The gourmet place was then replaced by a yoga studio. It commissioned a graffitied façade so as to impress the neighborhood with its imported street cred. Two years ago people made furniture; now people in very tight athletic wear began parading their bodies as ornaments affixed to narcissistic aspirations of toning and health. Before, it used to smell like fabric glue, and the furniture maker wore blue work pants and cheap shoes, smoking while driving staples from a gun into upholstery.
It’s been hard for me to watch almost all of these changes because their motivating forces are the restless, superficial values of contemporary consumer capitalism.
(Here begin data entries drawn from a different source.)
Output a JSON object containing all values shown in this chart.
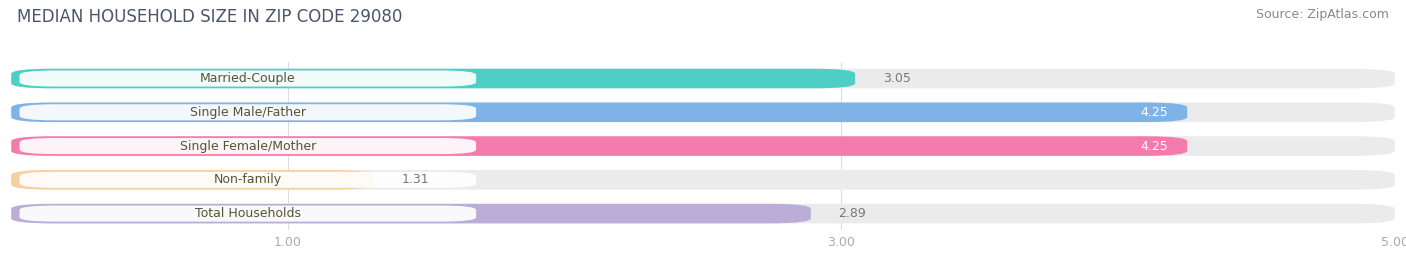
{
  "title": "MEDIAN HOUSEHOLD SIZE IN ZIP CODE 29080",
  "source": "Source: ZipAtlas.com",
  "categories": [
    "Married-Couple",
    "Single Male/Father",
    "Single Female/Mother",
    "Non-family",
    "Total Households"
  ],
  "values": [
    3.05,
    4.25,
    4.25,
    1.31,
    2.89
  ],
  "bar_colors": [
    "#4ecfc6",
    "#7fb3e8",
    "#f47bae",
    "#f7cfa0",
    "#bbadd8"
  ],
  "xlim": [
    0,
    5.0
  ],
  "xticks": [
    1.0,
    3.0,
    5.0
  ],
  "background_color": "#ffffff",
  "bar_bg_color": "#ebebeb",
  "label_bg_color": "#ffffff",
  "label_text_color": "#555533",
  "title_color": "#4a5568",
  "source_color": "#888888",
  "tick_color": "#aaaaaa",
  "grid_color": "#dddddd",
  "title_fontsize": 12,
  "source_fontsize": 9,
  "label_fontsize": 9,
  "value_fontsize": 9,
  "tick_fontsize": 9
}
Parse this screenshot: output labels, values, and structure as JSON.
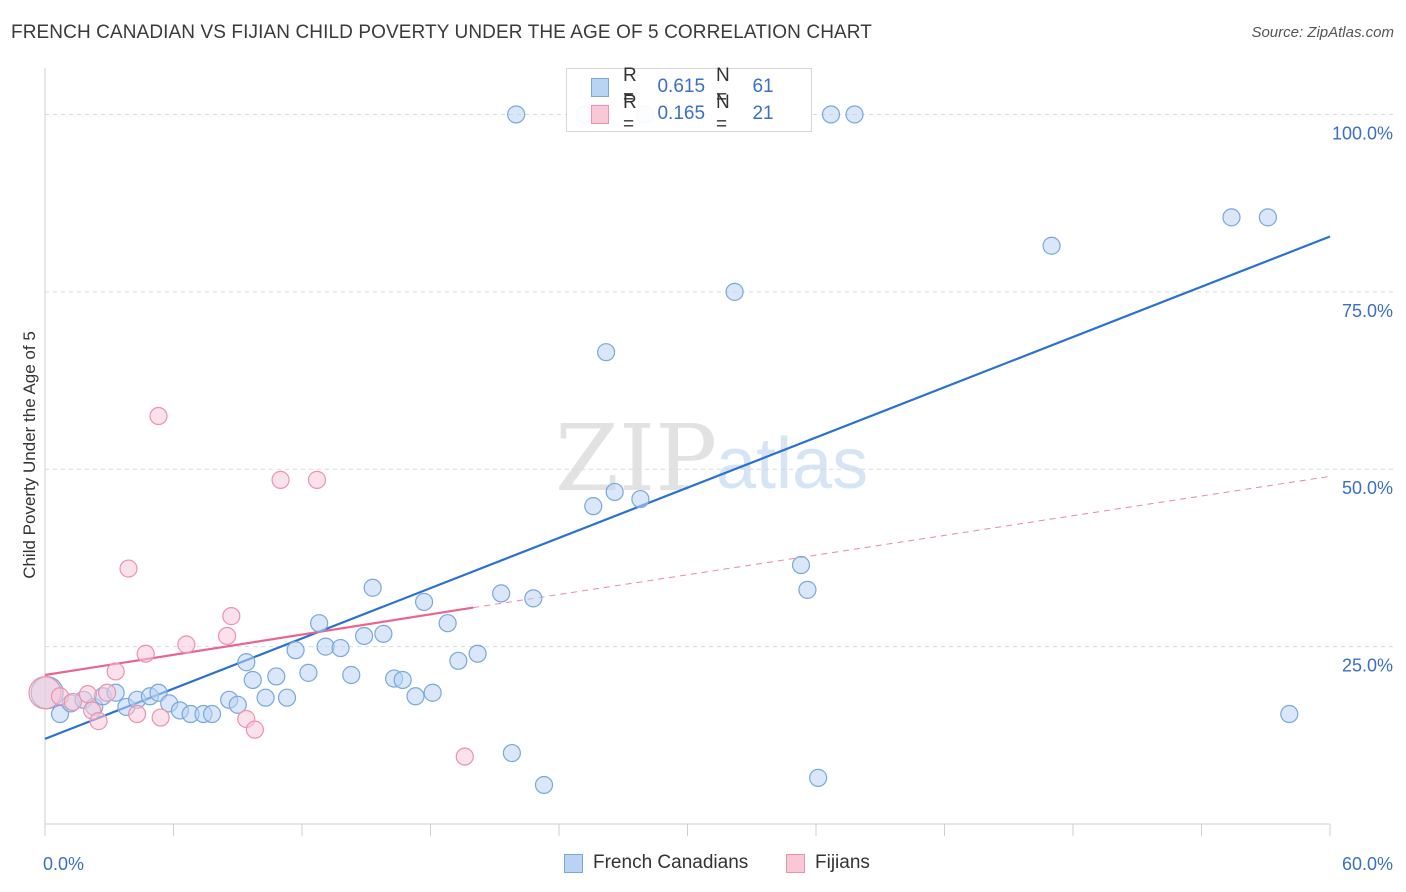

For this system, change is always banal: from perfume to pillow shop, from salted seaweed to hip hop yoga classes. As Para Site and I move on, the manic unsettling forces of superficial change will surely continue at their ever delusional pace, rearranging Sheung Wan—for the worse.
Kwan Sheung Chi has transformed the ground floor of Para Site into his temporary home. With its façade removed, he has divided the inside from outside with a thick black curtain. The inside is dark and cold, with the minimal furniture necessary to support an everyday life reduced to sleeping, drinking, and watching movies. He’s not eating, smoking or making love (though he does, unfortunately, have the internet, which threatens the legitimacy of the project!). The interior space throbs with lights that slowly change color and a clock lying flat on a spinning turntable that interpenetrates repetition with difference. Kwan returns us to our initial question, in Sheung Wan and beyond: what makes change? What is the mechanism of selection at work? What is a difference that makes a difference?